Lifehacker recently had an entry about how organization fosters creativity. A key quotation:

Organization is in part about being prepared for the moment when insight strikes. It’s about creating the conditions for creativity to flourish, so that when you enter into creation mode, your physical world is set up to support you. Being organized also creates the mental order that many people need to be able to put aside mundane things and enter a creative head-space.

This is so true. We so often think of creativity as being this serendipitous, spontaneous moment of inspiration. In truth, creativity is the byproduct of dedicated work. As Thomas Edison said, genius is 1% inspiration and 99% perspiration. I read some songwriting stuff a few years back and every successful songwriter echoed the same message: songwriting is a craft. It’s not something that just comes to you. You need to work at it so that you’re prepared for inspiration. That’s true whether you’re a Christian songwriter or not.

Personally, I think the same is true for the Holy Spirit. I sometimes hear people say that they’ll “just let the Spirit move” as a synonym for not planning or organizing. I don’t think that’s how the Spirit works, as described in Scripture and in real life.

I can think of only one passage where Scripture says to intentionally not plan in order to let the Spirit work, in Mark 13:11 – “Whenever you are arrested and brought to trial, do not worry beforehand about what to say. Just say whatever is given you at the time, for it is not you speaking, but the Holy Spirit.”

Balanced against that are, I think, many verses that say that there must be planning, foresight, and organization. I think 1 Corinthians 14 sums it up best. It describes how certain spiritual gifts (e.g. speaking in tongues and prophecy) should be practiced in the church, and Paul proscribes order: “everything should be done in a fitting and orderly way.” (1 Cor. 14:39). Organization.

I found this random video from WorshipGod 2009 on Youtube and the speakers make the same point, more bluntly: “If your understanding of the personal work of the Holy Spirit doesn’t involve or include planning, then you’re… dumb.”

And from what I’ve seen, people and organizations most in tune with the Holy Spirit spend a lot of time planning. My dad, when he prays for someone’s healing, spends a bunch of time in preparation before he even starts to pray. Jieun’s mom seems to prepare a lot for her prayer sessions as well.

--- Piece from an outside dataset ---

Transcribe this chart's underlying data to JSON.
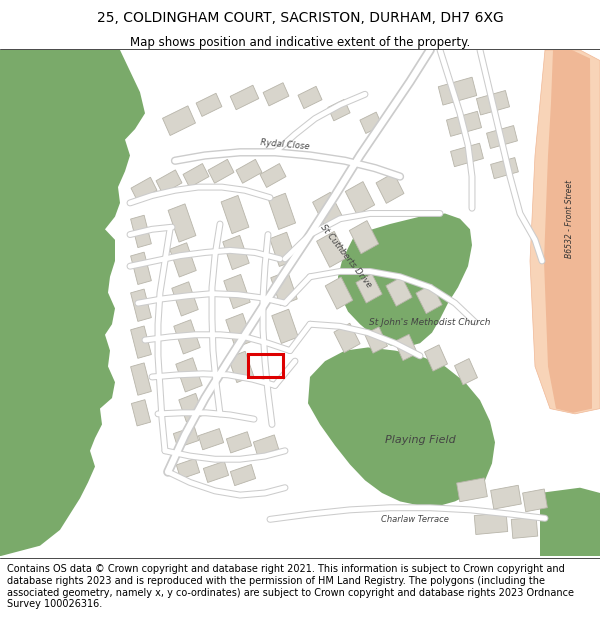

To be sure, there is a type of planning that can interfere with the Holy Spirit, just like slavish devotion to a plan can stifle creativity. Planning doesn’t guarantee the Spirit, and inflexible planning can quench him. But even though that’s true, in my view, it’s a fallacy to therefore think that the Holy Spirit moves better when we don’t plan. As far as I’ve seen, the opposite is true. Good, proper planning helps make us ready for when the Spirit moves.